In my sonnet “On Crucifixion by J. Kirk Richards,” I use the practice of cross-dressing as an analogue for Christ condescending from godhood to put on mortality: “When God cross-dresses in death,” I say, “does / the universe blush?” In her poem, “Our Lord Jesus in Drag,” Dayna also offers a cross-dressing God: “This guy,” she begins, “can walk on anything, / even six-inch stilettos.” A startling and allusive image, that: the man who walked on water slipping on stilettos and taking to the street. And the shock—some might call it scandal—doesn’t end there. In the poem’s first four stanzas, Dayna presents The Father’s Son transgressing gender norms, flashing “a sequined fish” “purse” and a “perfect” body clothed in a universe of a dress as he and his friends “hit the town, / paint it rainbow, / raise the dead, raise / hell,” stirring things up enough that unbelievers might take notice and, maybe, begin to think a little differently, a little more open-mindedly about deity.

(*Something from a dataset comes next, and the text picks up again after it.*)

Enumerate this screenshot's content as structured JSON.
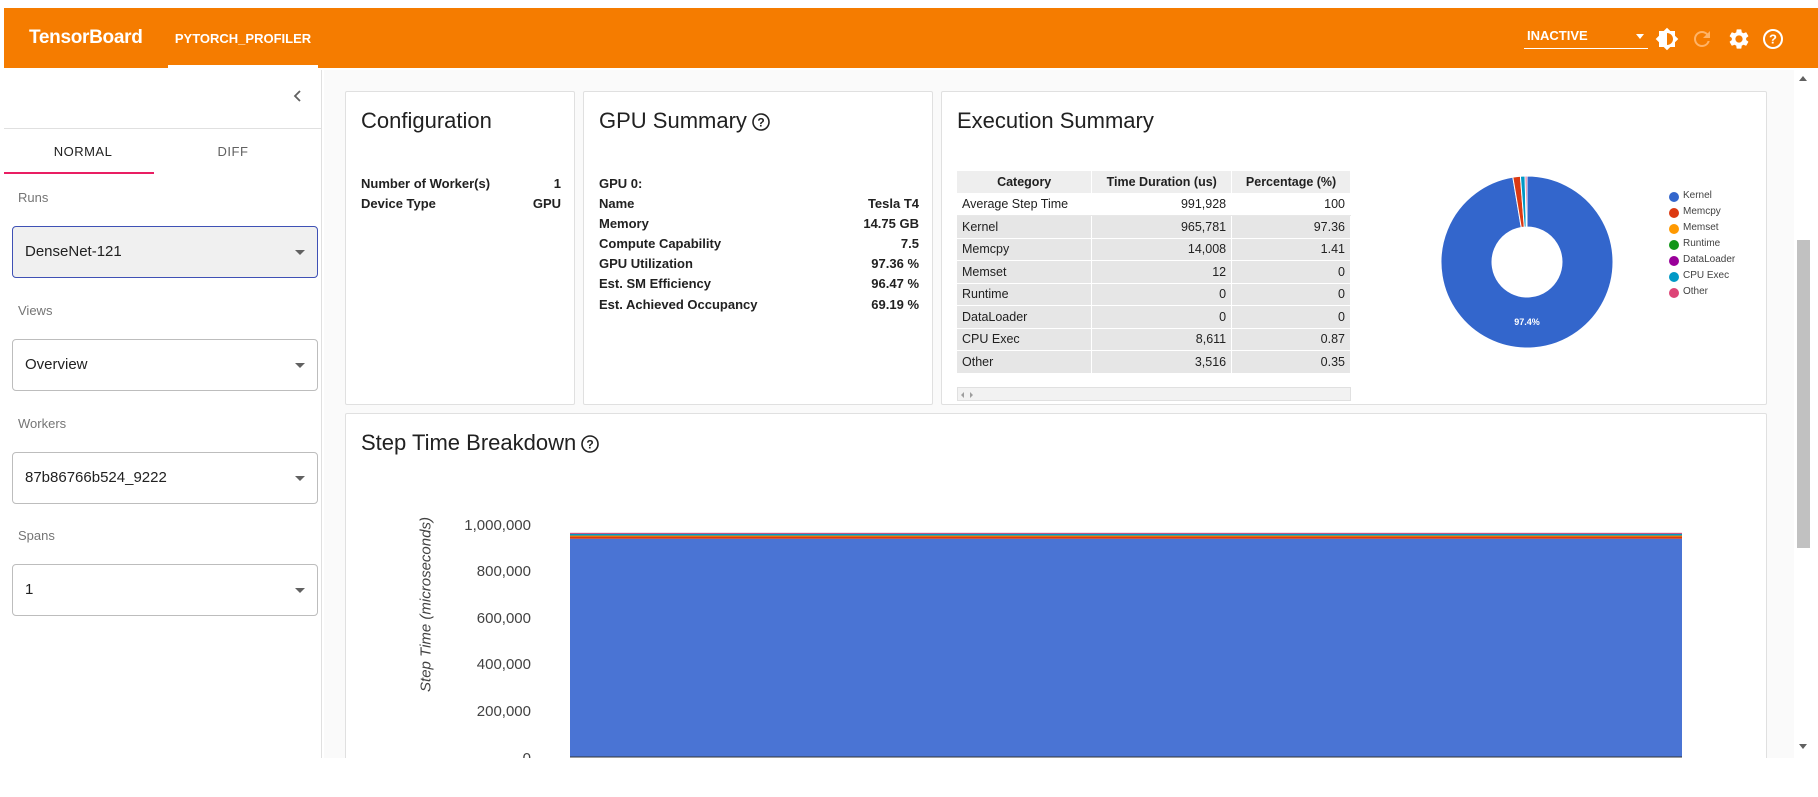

While most Christians might think it embarrassing and/or blasphemous to consider Christ’s passion anything other than normative, I think this metaphor has merit and can teach us a thing or two about the nature of Christ’s being and sacrifice. For one thing, it suggests that the “business” of godhood—contrary to what some bureaucratically-embedded Mormons might think—isn’t all “dove grey / suit[s], cufflinks, [and] power tie[s].” Salvation isn’t about upholding bureaucratic standards of decorum, with all these standards imply about gender roles (glass ceiling/glass escalator kind of stuff), business attire (think behavior befitting your Sunday best), corporate ladder-climbing (raised through the ranks through hard work alone), and power-mongering (does that dominion come with a side of unrighteousness?). No, our salvation was set in motion by an act that transgressed—that stepped across—the boundaries of normative behavior as perpetuated through social hierarchies, systems of law and punishment, and traditional ways of being. And in the process, this act—or series of acts, really—rewrote the laws of social, religious, and spiritual engagement and bridged the gap between heaven and Earth, opening new ways of thinking about God and his place and progress in the eternal scheme of things.
In addition to its ultimately transgressive movement, Christ’s passion further mirrors the performative nature of cross-dressing—its self-conscious reiteration and subversion of social norms—in that, as I noted earlier, he condescended from godhood to put on mortality. He had seen his Father do this,* so the process is reiterated in the Son, who became, as all Subjects apparently must, subject to temptation, death, etc., conditions he fully intended to subvert with the life he lived and the life he gave.
Which leads to another way his passion mirrored the act of cross-dressing: as a man—though more than a man—he took upon himself through his acts of atonement our pains, sicknesses, infirmities, sins, and death—things foreign to his immortal being-in-the-world. By so reiterating our experiences and suffering in his vicarious descent through all things, he made space within himself and his kingdom for the many voices he encountered on the journey. In this way he learned to listen to and to identify, communicate, and commune with others on their own terms. Indeed, he can succor us in our needs because he’s deeply experienced and expressed those needs in his blood on the stage of his suffering. At its core, then, the atonement, like cross-dressing, is a discursive act. In fact, the atonement may well be the ultimate discursive act: a divine expression performed by the Word made flesh whose utterance continually calls into being the conditions uttered.